Sobreviventes da tempestade: A Luta pela Normalidade Após o Ciclone Chido em Cabo Delgado

Sobreviventes da tempestade: A Luta pela Normalidade Após o Ciclone Chido em Cabo Delgado

Erica Maila perdeu a casa durante o ciclone Chido e está abrigada provisoriamente em uma das tendas montadas pela OMS. Foto: Tiago Zenero/WHO Mozambique.

Em uma das tendas montadas pela OMS em Natuco, no distrito de Mecufi, Cabo Delgado, Erica Maila divide um colchão de casal com mais duas colegas. Naquele momento, o colchão servia também como mesa para apoiar o almoço. As três compartilhavam um pouco de arroz que tinham e uma coxa de frango, a qual ainda teriam que pensar em como fazer a divisão. 

Quando Nicolauson Zaet entrou na tenda, Erica logo perguntou: “Quer almoçar? Isso foi o que sobrou”, apontando para a vasilha com arroz que tinha ainda uma pequena porção disponível. Ele acena negativamente com a cabeça e ela continua: “Então tá bom, vamos guardar para o jantar, não sabemos se vai ter mais hoje”. Ela tampa a vasilha, verificando que a coxa ainda está lá inteira. 
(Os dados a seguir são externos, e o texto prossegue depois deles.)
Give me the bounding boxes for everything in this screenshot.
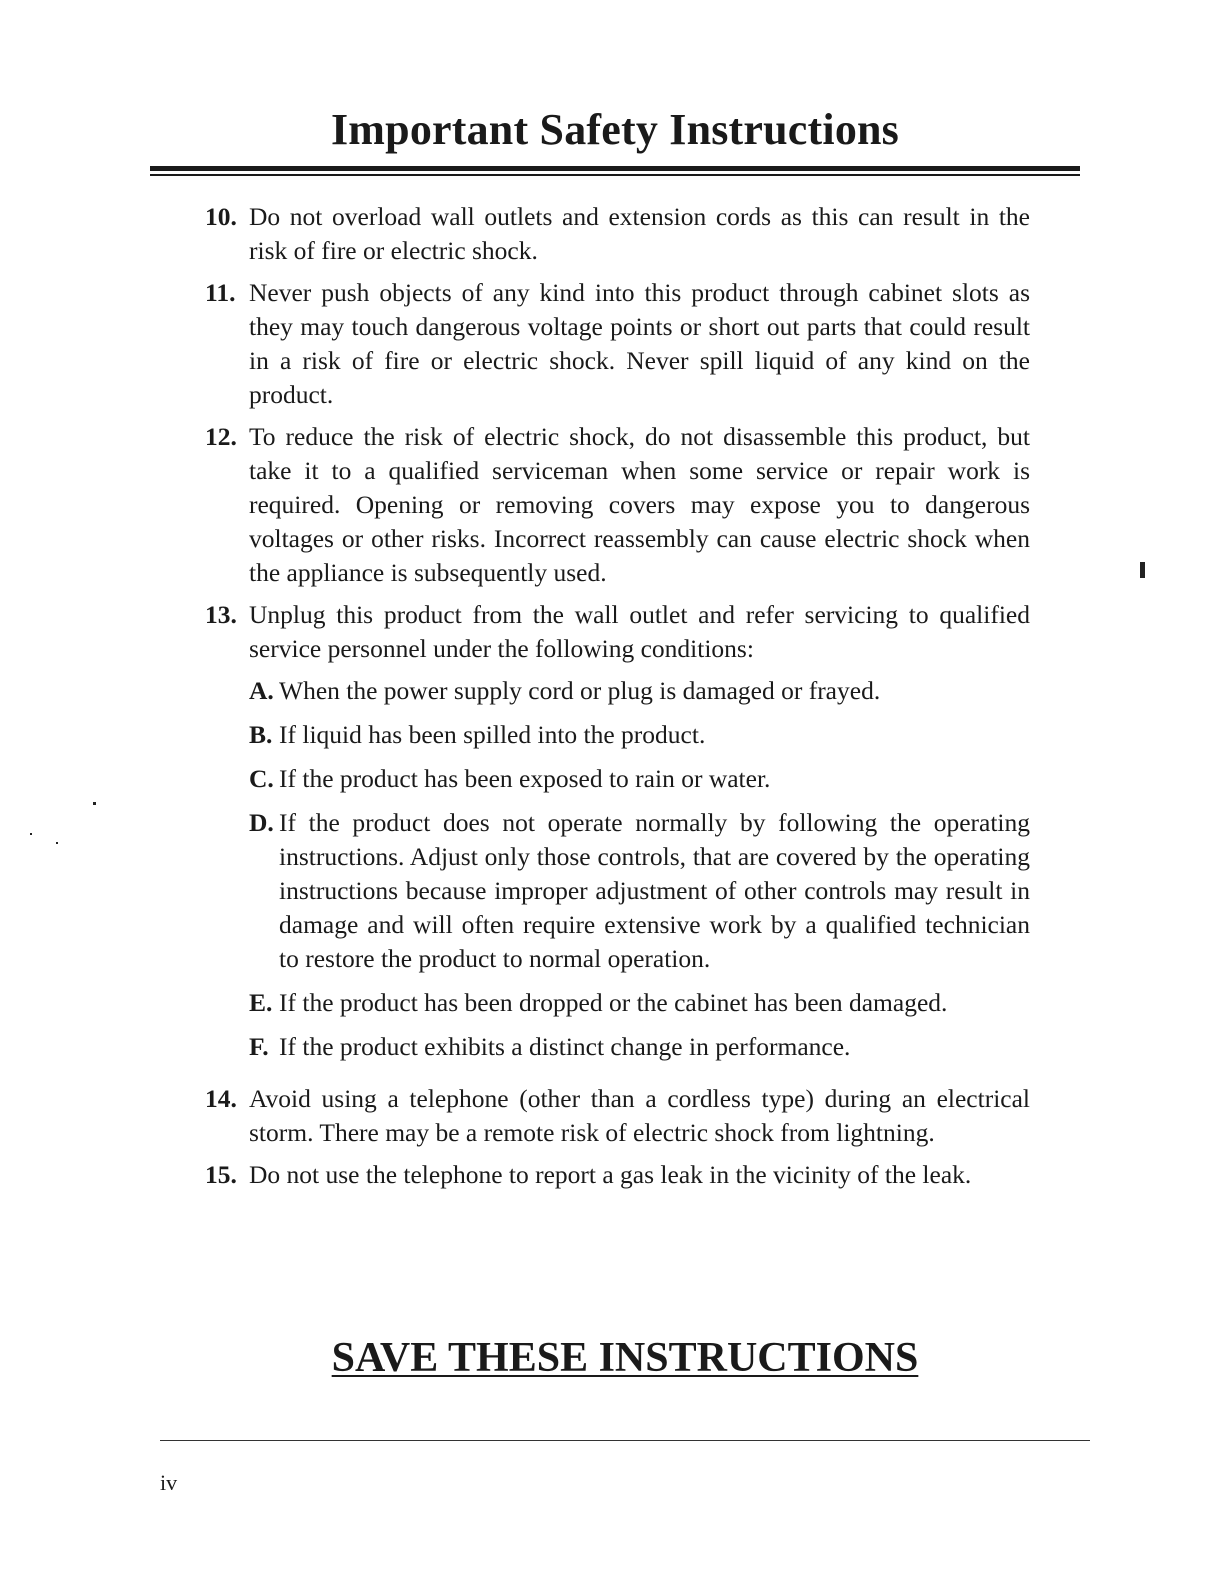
item-number: 14.	[205, 1084, 237, 1113]
condition-text: If the product has been exposed to rain or water.	[279, 764, 771, 793]
scan-speck	[30, 833, 32, 835]
instruction-item-10	[205, 200, 1030, 268]
scan-speck	[56, 842, 58, 844]
condition-letter: F.	[249, 1032, 269, 1061]
save-instructions-heading: SAVE THESE INSTRUCTIONS	[331, 1335, 919, 1381]
condition-letter: A.	[249, 676, 274, 705]
item-text: Never push objects of any kind into this product through cabinet slots as they may touch dangerous voltage points or short out parts that could result in a risk of fire or electric shock. Never spill liquid of any kind on the product.	[249, 278, 1030, 409]
instruction-item-14	[205, 1082, 1030, 1150]
condition-letter: E.	[249, 988, 273, 1017]
instruction-item-15	[205, 1158, 1030, 1192]
condition-text: If liquid has been spilled into the product.	[279, 720, 706, 749]
instruction-item-13	[205, 598, 1030, 1074]
condition-list	[249, 674, 1030, 1064]
page-number: iv	[160, 1470, 178, 1495]
item-body	[249, 598, 1030, 1074]
scan-speck	[1140, 562, 1145, 578]
safety-instructions-list	[205, 200, 1030, 1200]
title-rule-thick	[150, 166, 1080, 171]
condition-letter: B.	[249, 720, 273, 749]
condition-item-e	[249, 986, 1030, 1020]
instruction-item-12	[205, 420, 1030, 590]
item-text: Do not overload wall outlets and extension cords as this can result in the risk of fire or electric shock.	[249, 202, 1030, 265]
footer-rule	[160, 1440, 1090, 1441]
scan-speck	[93, 802, 96, 805]
condition-text: When the power supply cord or plug is damaged or frayed.	[279, 676, 881, 705]
item-text: To reduce the risk of electric shock, do not disassemble this product, but take it to a qualified serviceman when some service or repair work is required. Opening or removing covers may expose you to dangerous voltages or other risks. Incorrect reassembly can cause electric shock when the appliance is subsequently used.	[249, 422, 1030, 587]
item-number: 10.	[205, 202, 237, 231]
condition-item-b	[249, 718, 1030, 752]
item-number: 12.	[205, 422, 237, 451]
condition-letter: C.	[249, 764, 274, 793]
page-title: Important Safety Instructions	[330, 105, 900, 154]
item-number: 13.	[205, 600, 237, 629]
item-text: Unplug this product from the wall outlet and refer servicing to qualified service personnel under the following conditions:	[249, 600, 1030, 663]
condition-text: If the product has been dropped or the cabinet has been damaged.	[279, 988, 948, 1017]
condition-item-c	[249, 762, 1030, 796]
item-text: Do not use the telephone to report a gas leak in the vicinity of the leak.	[249, 1160, 972, 1189]
item-number: 15.	[205, 1160, 237, 1189]
condition-text: If the product exhibits a distinct change in performance.	[279, 1032, 851, 1061]
condition-item-a	[249, 674, 1030, 708]
item-text: Avoid using a telephone (other than a cordless type) during an electrical storm. There may be a remote risk of electric shock from lightning.	[249, 1084, 1030, 1147]
condition-text: If the product does not operate normally by following the operating instructions. Adjust only those controls, that are covered by the operating instructions because improper adjustment of other controls may result in damage and will often require extensive work by a qualified technician to restore the product to normal operation.	[279, 808, 1030, 973]
condition-item-d	[249, 806, 1030, 976]
item-number: 11.	[205, 278, 236, 307]
title-rule-thin	[150, 174, 1080, 176]
condition-letter: D.	[249, 808, 274, 837]
instruction-item-11	[205, 276, 1030, 412]
condition-item-f	[249, 1030, 1030, 1064]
Érica e Nicolauson já se conheciam antes de dividir o abrigo. Ela é técnica de medicina preventiva e ele técnico de farmácia. Ambos também moravam muito próximos um do outro em Natuco, mas as duas casas foram completamente destruídas. “O processo todo do ciclone não foi nada bom para o nosso lado. Foi um desastre”, conta o jovem. 

“Estamos psicologicamente abatidos. Um cenário que a maior parte de nós nunca tinha vivenciado. A experiência não foi nada boa, e agora não sabemos como nos adaptarmos. Estamos tentando trazer a nossa normalidade, mas é uma situação muito difícil”, ele continua. 

Logo Érica complementa que não foi só a casa que eles perderam, estão sem roupas, sem comida e sem contato com a família. Nicolauson acena positivamente a cabeça concordando: “Até hoje estou a enfrentar dificuldade para falar com os meus familiares que estão em outros pontos”. As torres de comunicação do distrito foram todas derrubadas pelo ciclone. Eles ainda não sabem quantos dias ficarão sem acesso à energia e à rede de telefone. 

O técnico de farmácia complementa que essa está sendo a pior parte, pior até mesmo do que a noite do ciclone. “[Aquela noite] o medo afetou-me, estava com muito medo, se calhar, nem contava que eu poderia sobreviver, porque eu não acompanhei de dentro da casa, eu estava de fora, via chapas voarem de um lado para o outro e estava com medo do risco de elas me atingirem diretamente”. 

O sonho agora de ambos é trazer a normalidade de volta, mas ele comenta que isso ainda será muito difícil, “o ciclone destruiu todas as conquistas que eu tinha, o ciclone levou!”.  

Erica logo interrompe: “Vai demorar, mas acho que vamos conseguir recuperar, temos muita ajuda, tem medicamento chegando, tem as tendas, já temos onde dormir essa noite, ganhamos comida para o almoço, aos poucos está chegando a ajuda”, e virando para Nicolauson, ela pergunta: “Certeza que não queres comer?” 

“Dá-me um pouco de arroz”, ele responde. 

“Só o arroz, não vais comer meu frango. A ajuda de comer ainda está devagar, esse aqui vamos reservar para a janta”, Erica diz abrindo a vasilha e confiando a comida ao colega, que pega a coxa para fazer graça, mas logo a devolve. Todos riem enquanto ele come o arroz. 

“Por enquanto essa vai ser a nossa normalidade”, Erica comenta baixinho enquanto o sorriso sai do rosto. Mas logo diz para si mesma: “Mas vamos conseguir!”. Os colegas não ouviram, ainda estavam a rir.